Now that all three volumes had appeared, the critics were able to make a full assessment of The Lord of the Rings. C. S. Lewis paid another tribute in Time & Tide: ‘The book is too original and too opulent for any final judgement on a first reading. But we know at once that it has done things to us. We are not quite the same men.’ A new voice was added to the chorus of praise when Bernard Levin wrote in Truth that he believed it to be ‘one of the most remarkable works of literature in our, or any, time. It is comforting, in this troubled day, to be once more assured that the meek shall inherit the earth’. But there were further criticisms of the style. John Metcalf wrote in the Sunday Times: ‘Far too often Mr Tolkien strides away into a kind of Brewers’ Biblical, enwreathed with inversions, encrusted with archaisms’ and Edwin Muir returned to the attack in a review in the Observer headed ‘A Boy’s World’. The astonishing thing,’ he wrote, ‘is that all the characters are boys masquerading as adult heroes.

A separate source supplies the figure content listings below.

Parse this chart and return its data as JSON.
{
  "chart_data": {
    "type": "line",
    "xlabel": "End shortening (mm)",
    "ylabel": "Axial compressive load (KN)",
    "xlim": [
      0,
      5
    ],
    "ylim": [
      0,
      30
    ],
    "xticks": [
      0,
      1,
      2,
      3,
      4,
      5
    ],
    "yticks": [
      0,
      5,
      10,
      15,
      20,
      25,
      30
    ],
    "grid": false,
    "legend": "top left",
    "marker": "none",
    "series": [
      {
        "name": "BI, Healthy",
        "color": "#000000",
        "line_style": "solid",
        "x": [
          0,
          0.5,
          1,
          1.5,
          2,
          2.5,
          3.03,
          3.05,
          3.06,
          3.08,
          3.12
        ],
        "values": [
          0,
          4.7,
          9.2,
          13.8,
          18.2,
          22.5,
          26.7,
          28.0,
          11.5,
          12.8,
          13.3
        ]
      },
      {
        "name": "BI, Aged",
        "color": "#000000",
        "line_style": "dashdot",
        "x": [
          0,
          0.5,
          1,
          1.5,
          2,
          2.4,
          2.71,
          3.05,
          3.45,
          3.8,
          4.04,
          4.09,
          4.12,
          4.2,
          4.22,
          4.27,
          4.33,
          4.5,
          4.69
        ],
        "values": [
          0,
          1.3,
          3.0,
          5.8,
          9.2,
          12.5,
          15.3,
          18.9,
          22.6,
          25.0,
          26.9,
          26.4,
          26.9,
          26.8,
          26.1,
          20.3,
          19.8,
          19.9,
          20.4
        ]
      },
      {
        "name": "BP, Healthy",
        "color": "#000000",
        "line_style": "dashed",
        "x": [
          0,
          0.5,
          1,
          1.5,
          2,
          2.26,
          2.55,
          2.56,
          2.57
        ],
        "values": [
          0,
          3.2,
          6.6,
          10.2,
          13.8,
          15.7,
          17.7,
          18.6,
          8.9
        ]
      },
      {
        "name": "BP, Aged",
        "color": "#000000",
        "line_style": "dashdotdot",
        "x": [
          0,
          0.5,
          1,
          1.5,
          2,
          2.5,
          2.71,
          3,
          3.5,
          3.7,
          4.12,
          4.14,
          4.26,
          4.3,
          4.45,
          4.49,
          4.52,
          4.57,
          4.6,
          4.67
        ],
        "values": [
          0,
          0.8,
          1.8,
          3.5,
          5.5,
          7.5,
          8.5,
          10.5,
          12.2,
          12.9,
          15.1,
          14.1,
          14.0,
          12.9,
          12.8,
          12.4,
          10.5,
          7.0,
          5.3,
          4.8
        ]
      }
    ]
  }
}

The hobbits, or halflings, are ordinary boys; the fully human heroes have reached the fifth form; but hardly one of them knows anything about women, except by hearsay. Even the elves and the dwarfs and the ents are boys, irretrievably, and will never come to puberty.’
‘Blast Edwin Muir and his delayed adolescence,’ snorted Tolkien. ‘He is old enough to know better. If he had an M.A. I should nominate him for the professorship of poetry – sweet revenge.’